We can see that the second write object only adds 5 bytes, and the two objects are equal. Why?

Answer: Java serialization mechanism has specific storage rules to save disk space. When a file is written into the same object, the object content is no longer stored, instead, store a reference again. The 5-byte storage space added above is the space for adding reference and some control information. During deserialization, the reference relationship is restored so that t1 and t2 in listing 3 point to a unique object. The two are equal and the output is true. This storage rule greatly saves storage space.

Feature Case Analysis

View the code in listing 5.

Listing 5. Case code

Objectoutputstream out = new objectoutputstream (New fileoutputstream ("result. OBJ "); test = new test (); test. I = 1; out. writeobject (TEST); out. flush (); test. I = 2; out. writeobject (TEST); out. close (); objectinputstream oin = new objectinputstream (New fileinputstream ("result. OBJ "); test T1 = (TEST) oin. readobject (); test t2 = (TEST) oin. readobject (); system. out. println (t1. I); system. out. println (t2. I );

 

The purpose of Listing 4 is to save the test object twice to result. in the OBJ file, modify the object property value after writing the object for the second time, and then save it from result. in OBJ, the two objects are read in sequence and the I attribute values of these two objects are output. The purpose of the case code is to transfer the object status before and after modification at a time.

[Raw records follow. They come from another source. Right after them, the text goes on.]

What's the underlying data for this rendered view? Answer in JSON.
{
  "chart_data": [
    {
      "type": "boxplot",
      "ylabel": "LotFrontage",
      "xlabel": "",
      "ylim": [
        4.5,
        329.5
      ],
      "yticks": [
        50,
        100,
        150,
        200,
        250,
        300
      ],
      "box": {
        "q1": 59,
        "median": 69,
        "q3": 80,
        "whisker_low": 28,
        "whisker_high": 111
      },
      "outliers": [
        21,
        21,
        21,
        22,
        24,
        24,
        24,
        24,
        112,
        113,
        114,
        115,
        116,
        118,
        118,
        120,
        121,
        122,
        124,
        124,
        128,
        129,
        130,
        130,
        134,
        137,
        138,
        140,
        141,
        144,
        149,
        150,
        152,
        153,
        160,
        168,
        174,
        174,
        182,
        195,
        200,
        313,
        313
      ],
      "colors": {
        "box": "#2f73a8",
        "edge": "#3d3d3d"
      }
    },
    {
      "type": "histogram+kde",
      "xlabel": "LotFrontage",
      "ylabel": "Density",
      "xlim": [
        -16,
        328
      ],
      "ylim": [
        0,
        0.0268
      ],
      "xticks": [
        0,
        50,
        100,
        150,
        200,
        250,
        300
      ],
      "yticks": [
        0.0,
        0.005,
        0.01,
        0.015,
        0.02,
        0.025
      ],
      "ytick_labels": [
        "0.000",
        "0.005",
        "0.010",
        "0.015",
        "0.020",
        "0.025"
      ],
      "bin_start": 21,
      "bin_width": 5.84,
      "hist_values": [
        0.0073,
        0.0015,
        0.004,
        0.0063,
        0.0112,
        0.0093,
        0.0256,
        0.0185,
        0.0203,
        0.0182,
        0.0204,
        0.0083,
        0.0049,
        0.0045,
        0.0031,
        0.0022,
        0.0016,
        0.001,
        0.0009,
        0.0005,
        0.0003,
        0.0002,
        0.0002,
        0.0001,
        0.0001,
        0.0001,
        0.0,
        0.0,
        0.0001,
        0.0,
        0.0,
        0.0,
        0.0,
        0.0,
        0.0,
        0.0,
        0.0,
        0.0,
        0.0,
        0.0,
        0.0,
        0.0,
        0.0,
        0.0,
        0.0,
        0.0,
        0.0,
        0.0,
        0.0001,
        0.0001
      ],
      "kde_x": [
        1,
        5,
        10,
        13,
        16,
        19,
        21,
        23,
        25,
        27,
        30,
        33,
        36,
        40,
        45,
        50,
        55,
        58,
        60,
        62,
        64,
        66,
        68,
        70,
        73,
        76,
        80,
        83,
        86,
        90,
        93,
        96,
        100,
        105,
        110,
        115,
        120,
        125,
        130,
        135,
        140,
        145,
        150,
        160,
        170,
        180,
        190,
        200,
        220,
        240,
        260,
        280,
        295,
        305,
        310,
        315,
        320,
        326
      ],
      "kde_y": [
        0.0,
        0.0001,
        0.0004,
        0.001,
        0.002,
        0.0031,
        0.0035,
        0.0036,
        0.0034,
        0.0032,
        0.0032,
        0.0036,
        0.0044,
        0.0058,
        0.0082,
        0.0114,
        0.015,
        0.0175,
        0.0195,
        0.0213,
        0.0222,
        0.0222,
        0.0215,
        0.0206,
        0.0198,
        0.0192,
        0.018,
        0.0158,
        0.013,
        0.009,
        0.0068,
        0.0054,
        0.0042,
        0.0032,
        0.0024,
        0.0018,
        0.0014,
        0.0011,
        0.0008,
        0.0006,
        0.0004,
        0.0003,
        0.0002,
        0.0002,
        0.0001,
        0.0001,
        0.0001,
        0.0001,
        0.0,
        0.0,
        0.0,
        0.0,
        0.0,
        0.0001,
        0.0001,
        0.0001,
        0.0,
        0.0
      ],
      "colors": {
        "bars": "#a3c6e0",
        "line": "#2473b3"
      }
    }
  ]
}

The two outputs are 1, because after the object is written for the first time, when the second attempt is made, the VM knows that an identical object has been written to the file based on the reference relationship, therefore, only the reference for the second write is saved. Therefore, the object is saved for the first time during reading. You need to pay special attention to this issue when using a file multiple times writeobject.

Back to Top

Summary

This article introduces some advanced Java serialization knowledge through several specific scenarios, although it is advanced, it does not mean that the readers do not understand it. I hope to use the scenario described by the author to make readers more impressed and make more reasonable use of Java serialization technology to encounter serialization problems on the way to future development, it can be solved in a timely manner. Due to my limited level of knowledge, if there is any mistake in the article, please contact me for criticism and correction.

Related Article

Contact Us

The content source of this page is from Internet, which doesn't represent Alibaba Cloud's opinion; products and services mentioned on that page don't have any relationship with Alibaba Cloud. If the content of the page makes you feel confusing, please write us an email, we will handle the problem within 5 days after receiving your email.

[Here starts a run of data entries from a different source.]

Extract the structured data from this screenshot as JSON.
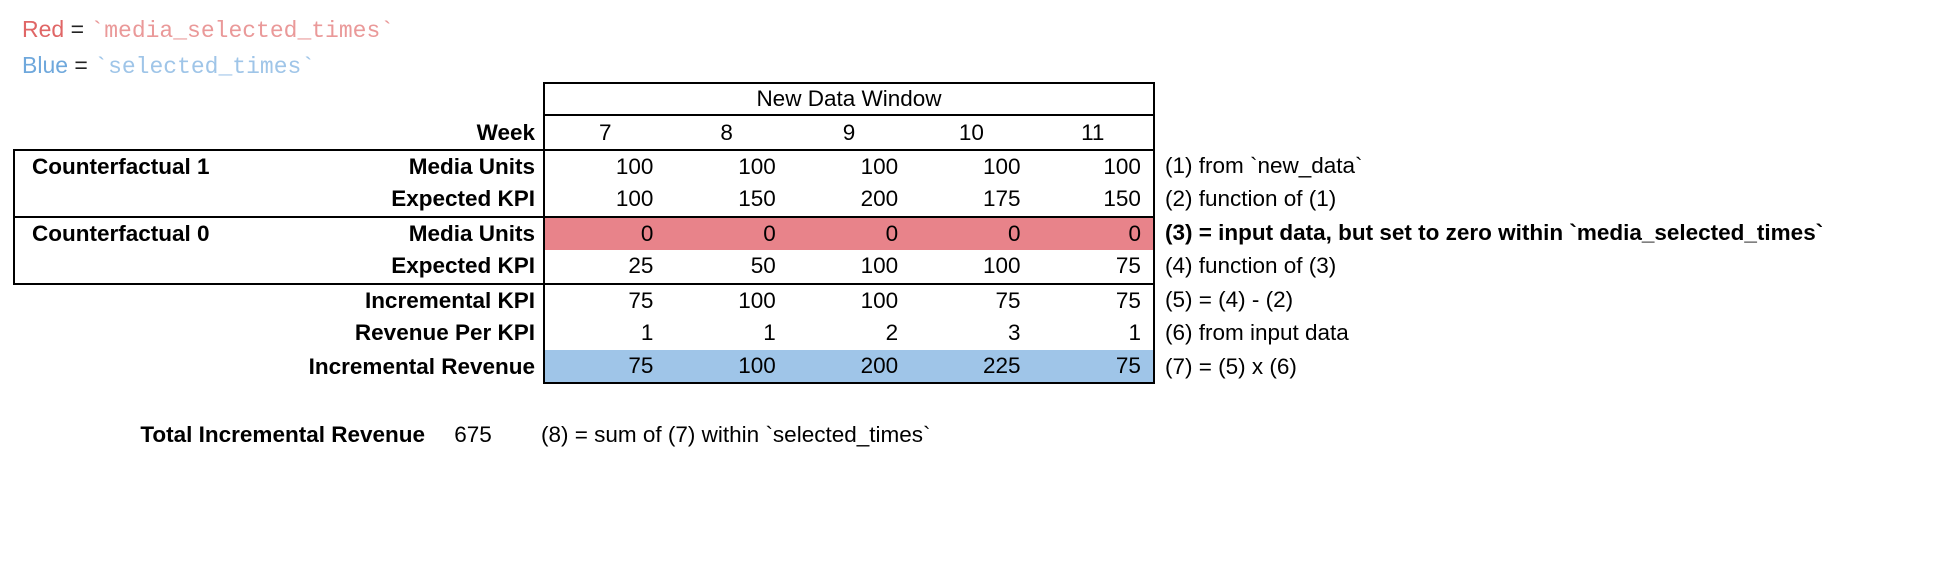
{
  "legend": {
    "red": {
      "label": "Red",
      "equals": " = ",
      "code": "`media_selected_times`"
    },
    "blue": {
      "label": "Blue",
      "equals": " = ",
      "code": "`selected_times`"
    }
  },
  "table": {
    "window_header": "New Data Window",
    "week_label": "Week",
    "weeks": [
      "7",
      "8",
      "9",
      "10",
      "11"
    ],
    "rows": [
      {
        "group": "Counterfactual 1",
        "label": "Media Units",
        "values": [
          "100",
          "100",
          "100",
          "100",
          "100"
        ],
        "note": "(1) from `new_data`"
      },
      {
        "group": "",
        "label": "Expected KPI",
        "values": [
          "100",
          "150",
          "200",
          "175",
          "150"
        ],
        "note": "(2) function of (1)"
      },
      {
        "group": "Counterfactual 0",
        "label": "Media Units",
        "values": [
          "0",
          "0",
          "0",
          "0",
          "0"
        ],
        "note": "(3) = input data, but set to zero within `media_selected_times`",
        "highlight": "red",
        "note_style": "bold"
      },
      {
        "group": "",
        "label": "Expected KPI",
        "values": [
          "25",
          "50",
          "100",
          "100",
          "75"
        ],
        "note": "(4) function of (3)"
      },
      {
        "group": "",
        "label": "Incremental KPI",
        "values": [
          "75",
          "100",
          "100",
          "75",
          "75"
        ],
        "note": "(5) = (4) - (2)"
      },
      {
        "group": "",
        "label": "Revenue Per KPI",
        "values": [
          "1",
          "1",
          "2",
          "3",
          "1"
        ],
        "note": "(6) from input data"
      },
      {
        "group": "",
        "label": "Incremental Revenue",
        "values": [
          "75",
          "100",
          "200",
          "225",
          "75"
        ],
        "note": "(7) = (5) x (6)",
        "highlight": "blue"
      }
    ]
  },
  "total": {
    "label": "Total Incremental Revenue",
    "value": "675",
    "note": "(8) = sum of (7) within `selected_times`"
  },
  "colors": {
    "red_text": "#e06666",
    "red_code": "#ea9999",
    "blue_text": "#6fa8dc",
    "blue_code": "#9fc5e8",
    "red_highlight": "#e8838a",
    "blue_highlight": "#9fc5e8"
  }
}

If you find any instances of plagiarism from the community, please send an email to: info-contact@alibabacloud.com and provide relevant evidence. A staff member will contact you within 5 working days.

A Free Trial That Lets You Build Big!

Start building with 50+ products and up to 12 months usage for Elastic Compute Service

  • Sales Support

    1 on 1 presale consultation

  • After-Sales Support

    24/7 Technical Support 6 Free Tickets per Quarter Faster Response

  • Alibaba Cloud offers highly flexible support services tailored to meet your exact needs.